Sister System steered the group’s perspective towards the capsule, so closely that they could see individual rivets and the capsule’s paint job, with informative labels, all in the Cyrillic alphabet. Sister hovered the virtual camera,

Frances was skeptical. “Aren’t there programs for tracking orbital debris? How can a hundred year old satellite escape detection?”

“The short answer is, there are, and it didn’t. It was cataloged in ‘07 and again, to higher precision, about forty years later. Its orbit is in the electromagnetic heart of the Inner Belt, a ‘no-go’ zone. And the thing is small and compact. The deorbiting programs will get to it eventually, but there’s other fish to fry first.”

“I wonder what’s in it?” mused Bender.

“KENGURU was launched as an offshoot of the Sputnik program sometime in 1958. These were the very first satellites of human making. They carried scientific instrumentation only, and transmitted only scientific telemetry. The Soviets didn’t yet have a global network of ground stations providing coverage of the whole sky. The satellites had tape recorders to record data for later transmission, but these failed more often than not, at least in the early days.”

“Especially in a high radiation environment,” murmured Merle.

“Yes, and fields that strong are certainly capable of erasing magnetic tape before it’s read out, even if the recorder is in good working order.”
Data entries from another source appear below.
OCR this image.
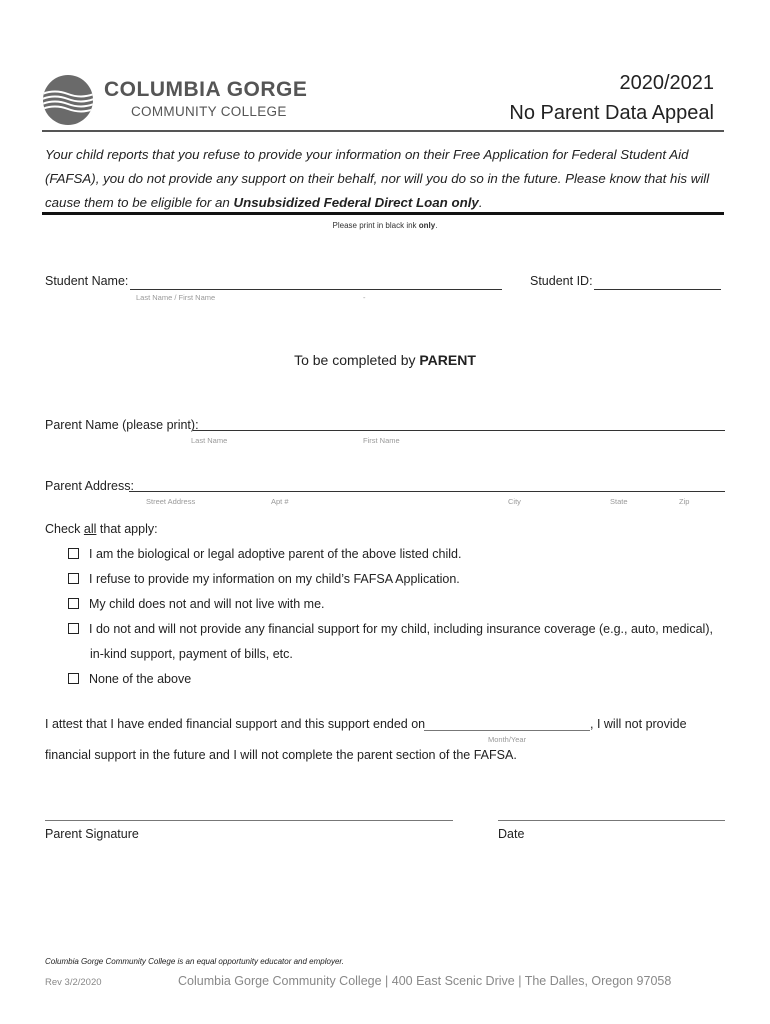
COLUMBIA GORGE
COMMUNITY COLLEGE
2020/2021
No Parent Data Appeal
Your child reports that you refuse to provide your information on their Free Application for Federal Student Aid (FAFSA), you do not provide any support on their behalf, nor will you do so in the future. Please know that his will cause them to be eligible for an Unsubsidized Federal Direct Loan only.
Please print in black ink only.
Student Name:
Last Name / First Name	-
Student ID:
To be completed by PARENT
Parent Name (please print):
Last Name	First Name
Parent Address:
Street Address	Apt #	City	State	Zip
Check all that apply:
I am the biological or legal adoptive parent of the above listed child.
I refuse to provide my information on my child’s FAFSA Application.
My child does not and will not live with me.
I do not and will not provide any financial support for my child, including insurance coverage (e.g., auto, medical), in-kind support, payment of bills, etc.
None of the above
I attest that I have ended financial support and this support ended on	, I will not provide
Month/Year
financial support in the future and I will not complete the parent section of the FAFSA.
Parent Signature	Date
Columbia Gorge Community College is an equal opportunity educator and employer.
Rev 3/2/2020	Columbia Gorge Community College | 400 East Scenic Drive | The Dalles, Oregon 97058
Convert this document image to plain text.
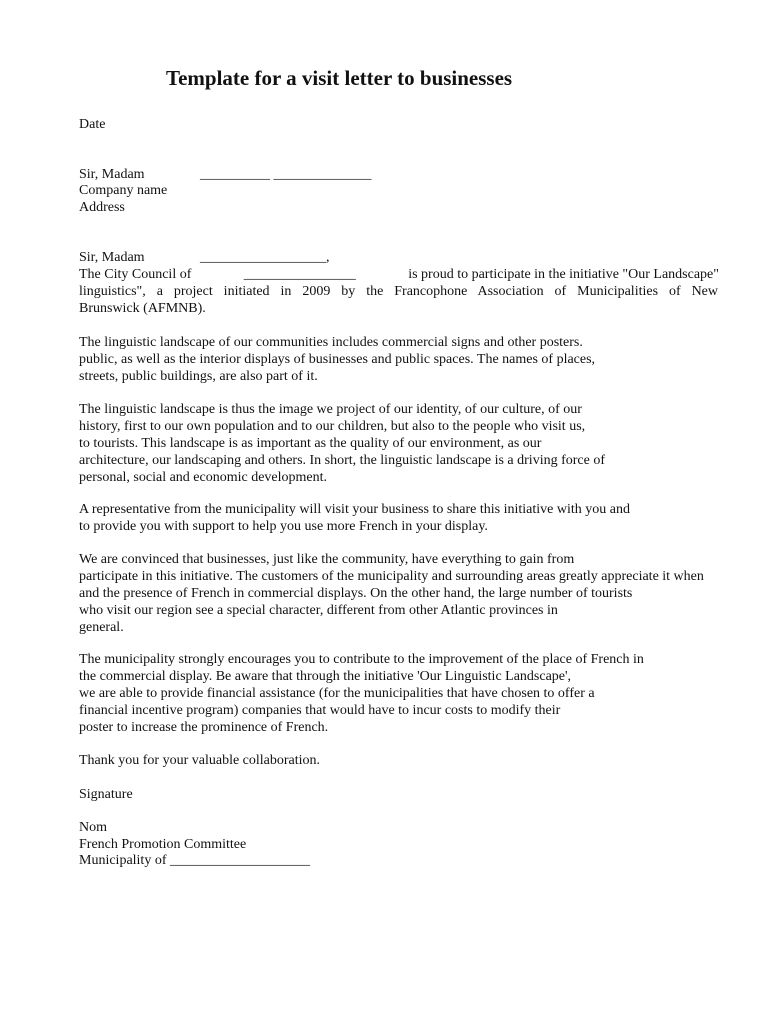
Template for a visit letter to businesses
Date
Sir, Madam	__________ ______________
Company name
Address
Sir, Madam	__________________,
The City Council of	________________	is proud to participate in the initiative "Our Landscape"
linguistics", a project initiated in 2009 by the Francophone Association of Municipalities of New
Brunswick (AFMNB).
The linguistic landscape of our communities includes commercial signs and other posters.
public, as well as the interior displays of businesses and public spaces. The names of places,
streets, public buildings, are also part of it.
The linguistic landscape is thus the image we project of our identity, of our culture, of our
history, first to our own population and to our children, but also to the people who visit us,
to tourists. This landscape is as important as the quality of our environment, as our
architecture, our landscaping and others. In short, the linguistic landscape is a driving force of
personal, social and economic development.
A representative from the municipality will visit your business to share this initiative with you and
to provide you with support to help you use more French in your display.
We are convinced that businesses, just like the community, have everything to gain from
participate in this initiative. The customers of the municipality and surrounding areas greatly appreciate it when
and the presence of French in commercial displays. On the other hand, the large number of tourists
who visit our region see a special character, different from other Atlantic provinces in
general.
The municipality strongly encourages you to contribute to the improvement of the place of French in
the commercial display. Be aware that through the initiative 'Our Linguistic Landscape',
we are able to provide financial assistance (for the municipalities that have chosen to offer a
financial incentive program) companies that would have to incur costs to modify their
poster to increase the prominence of French.
Thank you for your valuable collaboration.
Signature
Nom
French Promotion Committee
Municipality of ____________________
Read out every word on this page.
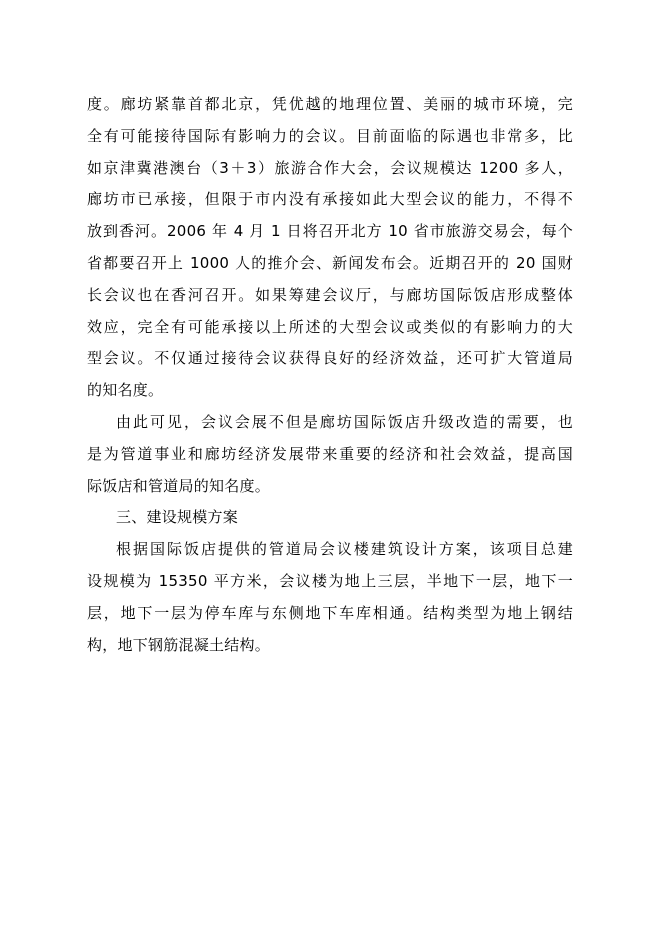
度。廊坊紧靠首都北京，凭优越的地理位置、美丽的城市环境，完
全有可能接待国际有影响力的会议。目前面临的际遇也非常多，比
如京津冀港澳台（3＋3）旅游合作大会，会议规模达 1200 多人，
廊坊市已承接，但限于市内没有承接如此大型会议的能力，不得不
放到香河。2006 年 4 月 1 日将召开北方 10 省市旅游交易会，每个
省都要召开上 1000 人的推介会、新闻发布会。近期召开的 20 国财
长会议也在香河召开。如果筹建会议厅，与廊坊国际饭店形成整体
效应，完全有可能承接以上所述的大型会议或类似的有影响力的大
型会议。不仅通过接待会议获得良好的经济效益，还可扩大管道局
的知名度。
由此可见，会议会展不但是廊坊国际饭店升级改造的需要，也
是为管道事业和廊坊经济发展带来重要的经济和社会效益，提高国
际饭店和管道局的知名度。
三、建设规模方案
根据国际饭店提供的管道局会议楼建筑设计方案，该项目总建
设规模为 15350 平方米，会议楼为地上三层，半地下一层，地下一
层，地下一层为停车库与东侧地下车库相通。结构类型为地上钢结
构，地下钢筋混凝土结构。
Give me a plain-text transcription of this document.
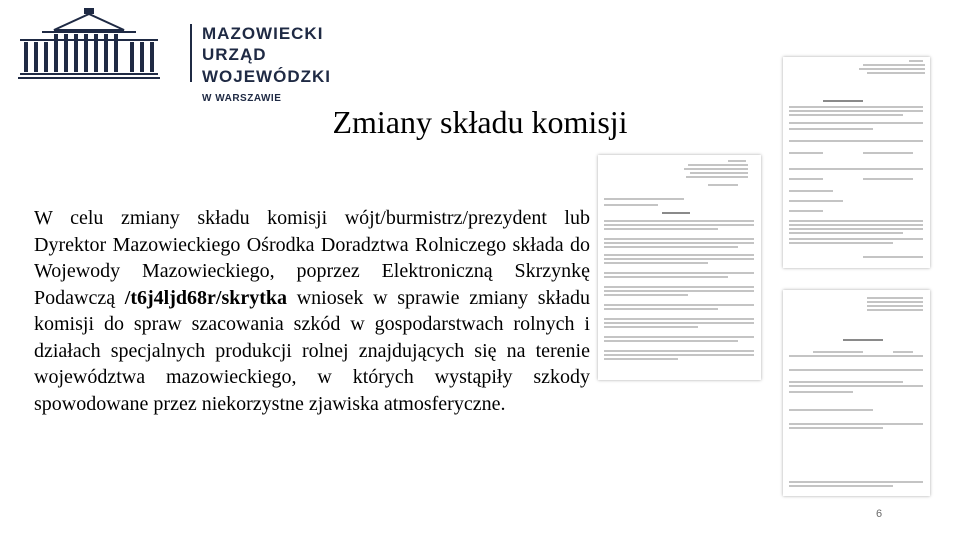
MAZOWIECKI
URZĄD WOJEWÓDZKI
W WARSZAWIE
Zmiany składu komisji

W celu zmiany składu komisji wójt/burmistrz/prezydent lub Dyrektor Mazowieckiego Ośrodka Doradztwa Rolniczego składa do Wojewody Mazowieckiego, poprzez Elektroniczną Skrzynkę Podawczą /t6j4ljd68r/skrytka wniosek w sprawie zmiany składu komisji do spraw szacowania szkód w gospodarstwach rolnych i działach specjalnych produkcji rolnej znajdujących się na terenie województwa mazowieckiego, w których wystąpiły szkody spowodowane przez niekorzystne zjawiska atmosferyczne.

6
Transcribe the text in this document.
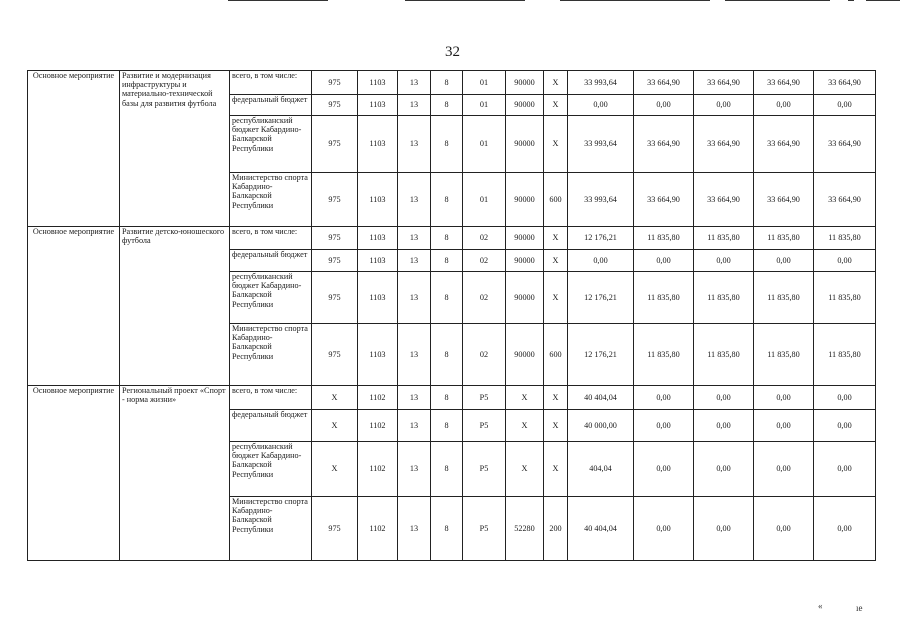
32
Основное мероприятие	Развитие и модернизация инфраструктуры и материально-технической базы для развития футбола	всего, в том числе:	975	1103	13	8	01	90000	X	33 993,64	33 664,90	33 664,90	33 664,90	33 664,90
		федеральный бюджет	975	1103	13	8	01	90000	X	0,00	0,00	0,00	0,00	0,00
		республиканский бюджет Кабардино-Балкарской Республики	975	1103	13	8	01	90000	X	33 993,64	33 664,90	33 664,90	33 664,90	33 664,90
		Министерство спорта Кабардино-Балкарской Республики	975	1103	13	8	01	90000	600	33 993,64	33 664,90	33 664,90	33 664,90	33 664,90
Основное мероприятие	Развитие детско-юношеского футбола	всего, в том числе:	975	1103	13	8	02	90000	X	12 176,21	11 835,80	11 835,80	11 835,80	11 835,80
		федеральный бюджет	975	1103	13	8	02	90000	X	0,00	0,00	0,00	0,00	0,00
		республиканский бюджет Кабардино-Балкарской Республики	975	1103	13	8	02	90000	X	12 176,21	11 835,80	11 835,80	11 835,80	11 835,80
		Министерство спорта Кабардино-Балкарской Республики	975	1103	13	8	02	90000	600	12 176,21	11 835,80	11 835,80	11 835,80	11 835,80
Основное мероприятие	Региональный проект «Спорт - норма жизни»	всего, в том числе:	X	1102	13	8	P5	X	X	40 404,04	0,00	0,00	0,00	0,00
		федеральный бюджет	X	1102	13	8	P5	X	X	40 000,00	0,00	0,00	0,00	0,00
		республиканский бюджет Кабардино-Балкарской Республики	X	1102	13	8	P5	X	X	404,04	0,00	0,00	0,00	0,00
		Министерство спорта Кабардино-Балкарской Республики	975	1102	13	8	P5	52280	200	40 404,04	0,00	0,00	0,00	0,00
«	ıe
Bender had a question. “If the Soviets knew tape recorders didn’t work, what there a workaround? Some means of recording data that wouldn’t be susceptable to erasure? I’m thinking of the Voyager photographs.”

“Go on.”

“The Voyagers didn’t have enough memory to store digital images, so they used wet-lab photography. The cameras used ordinary photographic film, developed using chemicals onboard the spacecraft in an robotic darkroom. Then the photos were scanned and transmitted, pixel by pixel, back to Earth. The original negatives are still out there, in interstellar space. Imagine finding that picture roll on an alien beach in a hundred thousand years!”

The engineer tsk’ed. “The early Sputniks were way more primitive than Voyager. No cameras at all, that we know of.”

“I’m not talking about photos. You can record other things on film. My grandmother had an old movie projector she rescued from a junk pile at college. She had a small stack of movies, of wind tunnel tests, with sound narration. I used to project the movies on the wall of her living room, with the lights out. Anyway, if you held the film in your hands, you see a narrow strip next to the frames, a pattern of wider and narrow clear bands across a black background. Grandmother explained that that was the soundtrack, optically encoded.”

“Yes… yes, that would work, in principle. You could enode binary data that way pretty easily. But you lose an advantage afforded by magnetic tape, which is its reusability. The Sputnik 3 design reused an endless loop of tape to record and send each orbit’s data. Film isn’t reusable. It’s forever. The very thing that makes it superior to tape on the one hand, makes it useless, on the other.